The truth, she continued, was simple. ‘I was told by my doctor that I couldn’t work. I don’t know why nobody believed it. Maybe people thought Johnny was influencing me, but he wasn’t. He was just taking care of me, ordering room service, sticking his fingers down my throat, helping me to throw up.’ Today, Winona credits Johnny alone with helping her through the ensuing storm. But how many times would she have to defend her decision to walk out on The Godfather? How many times would she have to explain?

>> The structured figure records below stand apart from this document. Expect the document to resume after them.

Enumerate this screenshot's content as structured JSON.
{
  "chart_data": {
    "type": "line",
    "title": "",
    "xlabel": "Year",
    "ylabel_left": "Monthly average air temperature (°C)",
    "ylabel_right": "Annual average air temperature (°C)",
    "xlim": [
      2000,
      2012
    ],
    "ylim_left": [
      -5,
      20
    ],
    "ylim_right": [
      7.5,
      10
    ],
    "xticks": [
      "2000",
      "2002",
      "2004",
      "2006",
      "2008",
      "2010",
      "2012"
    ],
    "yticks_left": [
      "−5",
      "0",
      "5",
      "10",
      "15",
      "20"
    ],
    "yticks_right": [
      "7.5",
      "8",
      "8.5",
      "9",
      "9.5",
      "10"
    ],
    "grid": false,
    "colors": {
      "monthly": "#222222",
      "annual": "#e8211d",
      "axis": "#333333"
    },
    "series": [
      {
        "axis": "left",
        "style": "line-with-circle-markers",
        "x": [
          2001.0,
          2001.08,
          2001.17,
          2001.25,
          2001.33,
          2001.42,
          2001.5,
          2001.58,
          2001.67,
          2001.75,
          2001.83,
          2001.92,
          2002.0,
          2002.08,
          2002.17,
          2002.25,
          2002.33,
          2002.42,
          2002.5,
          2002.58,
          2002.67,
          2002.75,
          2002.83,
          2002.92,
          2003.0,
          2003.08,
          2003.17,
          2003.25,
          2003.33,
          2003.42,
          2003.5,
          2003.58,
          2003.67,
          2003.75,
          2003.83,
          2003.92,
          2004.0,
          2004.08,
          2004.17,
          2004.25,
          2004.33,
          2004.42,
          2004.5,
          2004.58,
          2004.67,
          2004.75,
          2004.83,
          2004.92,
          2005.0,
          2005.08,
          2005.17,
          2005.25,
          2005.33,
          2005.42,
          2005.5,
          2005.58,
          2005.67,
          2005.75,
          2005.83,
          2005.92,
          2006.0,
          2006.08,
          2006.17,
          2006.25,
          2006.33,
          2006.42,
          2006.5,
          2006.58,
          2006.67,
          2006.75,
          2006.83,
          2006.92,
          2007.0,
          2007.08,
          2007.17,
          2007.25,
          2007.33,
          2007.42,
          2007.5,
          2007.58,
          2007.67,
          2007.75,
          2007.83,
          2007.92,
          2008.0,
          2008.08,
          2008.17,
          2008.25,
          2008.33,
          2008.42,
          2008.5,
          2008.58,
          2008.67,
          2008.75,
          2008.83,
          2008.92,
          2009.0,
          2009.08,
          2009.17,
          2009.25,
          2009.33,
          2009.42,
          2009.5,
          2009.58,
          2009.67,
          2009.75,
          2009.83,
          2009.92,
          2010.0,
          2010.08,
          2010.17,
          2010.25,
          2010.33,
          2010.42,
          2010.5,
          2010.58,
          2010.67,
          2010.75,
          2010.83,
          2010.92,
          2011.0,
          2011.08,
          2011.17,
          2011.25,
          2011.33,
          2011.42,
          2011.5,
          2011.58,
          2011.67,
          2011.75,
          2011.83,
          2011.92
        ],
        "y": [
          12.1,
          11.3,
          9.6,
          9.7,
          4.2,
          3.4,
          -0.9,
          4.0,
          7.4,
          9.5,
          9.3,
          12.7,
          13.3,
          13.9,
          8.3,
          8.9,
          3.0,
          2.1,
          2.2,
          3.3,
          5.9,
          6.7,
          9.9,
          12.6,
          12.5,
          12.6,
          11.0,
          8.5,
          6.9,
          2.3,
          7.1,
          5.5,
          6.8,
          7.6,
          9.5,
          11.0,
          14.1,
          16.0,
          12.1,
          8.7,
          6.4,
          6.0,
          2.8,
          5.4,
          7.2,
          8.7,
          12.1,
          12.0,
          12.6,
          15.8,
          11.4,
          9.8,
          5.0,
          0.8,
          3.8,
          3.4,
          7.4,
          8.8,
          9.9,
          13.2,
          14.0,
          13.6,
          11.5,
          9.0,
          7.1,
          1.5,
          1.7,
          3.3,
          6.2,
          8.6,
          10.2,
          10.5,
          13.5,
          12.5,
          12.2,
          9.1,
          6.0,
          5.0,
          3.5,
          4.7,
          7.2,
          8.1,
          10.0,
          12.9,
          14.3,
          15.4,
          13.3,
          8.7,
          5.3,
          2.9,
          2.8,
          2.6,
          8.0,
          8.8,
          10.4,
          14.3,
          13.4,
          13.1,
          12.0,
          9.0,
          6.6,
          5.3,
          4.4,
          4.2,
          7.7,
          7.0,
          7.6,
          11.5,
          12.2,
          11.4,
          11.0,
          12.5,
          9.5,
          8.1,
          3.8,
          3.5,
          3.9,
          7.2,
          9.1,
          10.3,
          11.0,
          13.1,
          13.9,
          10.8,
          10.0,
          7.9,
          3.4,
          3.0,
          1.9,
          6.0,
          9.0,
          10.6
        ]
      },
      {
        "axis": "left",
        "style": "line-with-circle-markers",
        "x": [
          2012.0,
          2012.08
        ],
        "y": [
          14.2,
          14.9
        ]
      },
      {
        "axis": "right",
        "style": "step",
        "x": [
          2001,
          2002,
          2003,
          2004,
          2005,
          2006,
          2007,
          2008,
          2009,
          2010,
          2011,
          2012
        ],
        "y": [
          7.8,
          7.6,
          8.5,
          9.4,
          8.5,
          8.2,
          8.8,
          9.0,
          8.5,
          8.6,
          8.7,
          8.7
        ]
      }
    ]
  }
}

‘Sure, it’s disappointing, devastating in fact. I wish it didn’t happen, but it did. Obviously I would have loved to have worked with those wonderful actors and a great director. But it wasn’t a choice. It wasn’t like, "Well, I’m not feeling well today. Maybe I won’t do this movie." The doctor was there and he said, "You have an upper respiratory infection. You can’t do it." My leaving the movie was a disappointment to everyone. Especially me.’

For the time being though, all Winona could do was lie in bed, and recuperate throughout the period she should have been filming in Rome. She also focused on making sure her relationship with Johnny worked out. But it wouldn’t be the only time. ‘He is an amazing person whom I have an enormous amount of respect for and very deep feelings for. It’s not a possessive, weird little Hollywood promenade.’ When she did finally return to work, it would be alongside Johnny on Tim Burton’s warm Florida set of Edward Scissorhands.